Privacy-Aware Joint DNN Model Deployment and Partitioning Optimization for Collaborative Edge Inference Services
Zhipeng Cheng, Xiaoyu Xia, Hong Wang, Minghui Liwang, Ning Chen, Xuwei Fan, Xianbin Wang
TL;DR
The paper tackles the challenge of privacy-preserving, delay-efficient collaborative edge inference by jointly optimizing DNN model deployment, user–server association, and model partitioning under resource and privacy constraints. It introduces a Lyapunov-based transformation to convert long-term stochastic optimization into per-slot decisions and uses a coalition formation game to enable scalable, distributed MD–server associations, with a greedy, submodular model deployment algorithm and an exhaustive partition search. The approach demonstrates substantial reductions in average inference delay while satisfying privacy constraints, outperforming baseline methods across diverse scenarios. This work advances practical deployment of privacy-aware EI systems by integrating deployment, association, and partitioning into a cohesive, scalable framework suitable for dynamic edge networks.
Abstract
Edge inference (EI) has emerged as a promising paradigm to address the growing limitations of cloud-based Deep Neural Network (DNN) inference services, such as high response latency, limited scalability, and severe data privacy exposure.

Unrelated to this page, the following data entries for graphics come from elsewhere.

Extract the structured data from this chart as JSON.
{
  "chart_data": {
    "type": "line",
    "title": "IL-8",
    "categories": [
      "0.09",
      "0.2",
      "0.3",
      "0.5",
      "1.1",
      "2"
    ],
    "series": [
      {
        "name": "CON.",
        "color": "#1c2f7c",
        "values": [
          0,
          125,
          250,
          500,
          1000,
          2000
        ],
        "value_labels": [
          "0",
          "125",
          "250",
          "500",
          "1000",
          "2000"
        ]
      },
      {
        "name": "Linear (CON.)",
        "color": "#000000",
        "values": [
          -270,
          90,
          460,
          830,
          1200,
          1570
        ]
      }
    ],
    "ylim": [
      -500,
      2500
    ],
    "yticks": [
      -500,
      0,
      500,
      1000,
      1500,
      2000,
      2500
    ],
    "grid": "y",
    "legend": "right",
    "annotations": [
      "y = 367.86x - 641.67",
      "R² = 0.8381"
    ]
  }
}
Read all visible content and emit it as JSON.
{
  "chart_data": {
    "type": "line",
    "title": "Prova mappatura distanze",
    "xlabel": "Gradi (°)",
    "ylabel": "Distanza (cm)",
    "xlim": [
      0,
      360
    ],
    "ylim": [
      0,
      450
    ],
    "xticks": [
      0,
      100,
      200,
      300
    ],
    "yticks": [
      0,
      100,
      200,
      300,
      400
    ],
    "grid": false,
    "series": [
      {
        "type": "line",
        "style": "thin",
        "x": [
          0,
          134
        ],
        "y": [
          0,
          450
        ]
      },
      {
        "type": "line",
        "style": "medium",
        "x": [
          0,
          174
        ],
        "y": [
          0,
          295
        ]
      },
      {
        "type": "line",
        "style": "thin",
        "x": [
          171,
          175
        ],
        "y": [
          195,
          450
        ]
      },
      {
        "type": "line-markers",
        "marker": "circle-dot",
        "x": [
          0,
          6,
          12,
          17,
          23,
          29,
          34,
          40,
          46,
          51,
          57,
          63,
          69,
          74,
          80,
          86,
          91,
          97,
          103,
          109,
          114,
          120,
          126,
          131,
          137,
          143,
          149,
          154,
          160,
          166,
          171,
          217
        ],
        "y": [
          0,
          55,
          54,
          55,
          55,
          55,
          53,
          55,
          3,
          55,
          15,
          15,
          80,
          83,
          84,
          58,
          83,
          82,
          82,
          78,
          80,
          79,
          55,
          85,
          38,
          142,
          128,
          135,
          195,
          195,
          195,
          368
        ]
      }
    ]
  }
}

However, deploying DNN models on resource-constrained edge devices introduces additional challenges, including limited computation/storage resources, dynamic service demands, and heightened privacy risks. To tackle these issues, this paper presents a novel privacy-aware optimization framework that jointly addresses DNN model deployment, user-server association, and model partitioning, with the goal of minimizing long-term average inference delay under resource and privacy constraints. The problem is formulated as a complex, NP-hard stochastic optimization. To efficiently handle system dynamics and computational complexity, we employ a Lyapunov-based approach to transform the long-term objective into tractable per-slot decisions. Furthermore, we introduce a coalition formation game to enable adaptive user-server association and design a greedy algorithm for model deployment within each coalition. Extensive simulations demonstrate that the proposed algorithm significantly reduces inference delay and consistently satisfies privacy constraints, outperforming state-of-the-art baselines across diverse scenarios.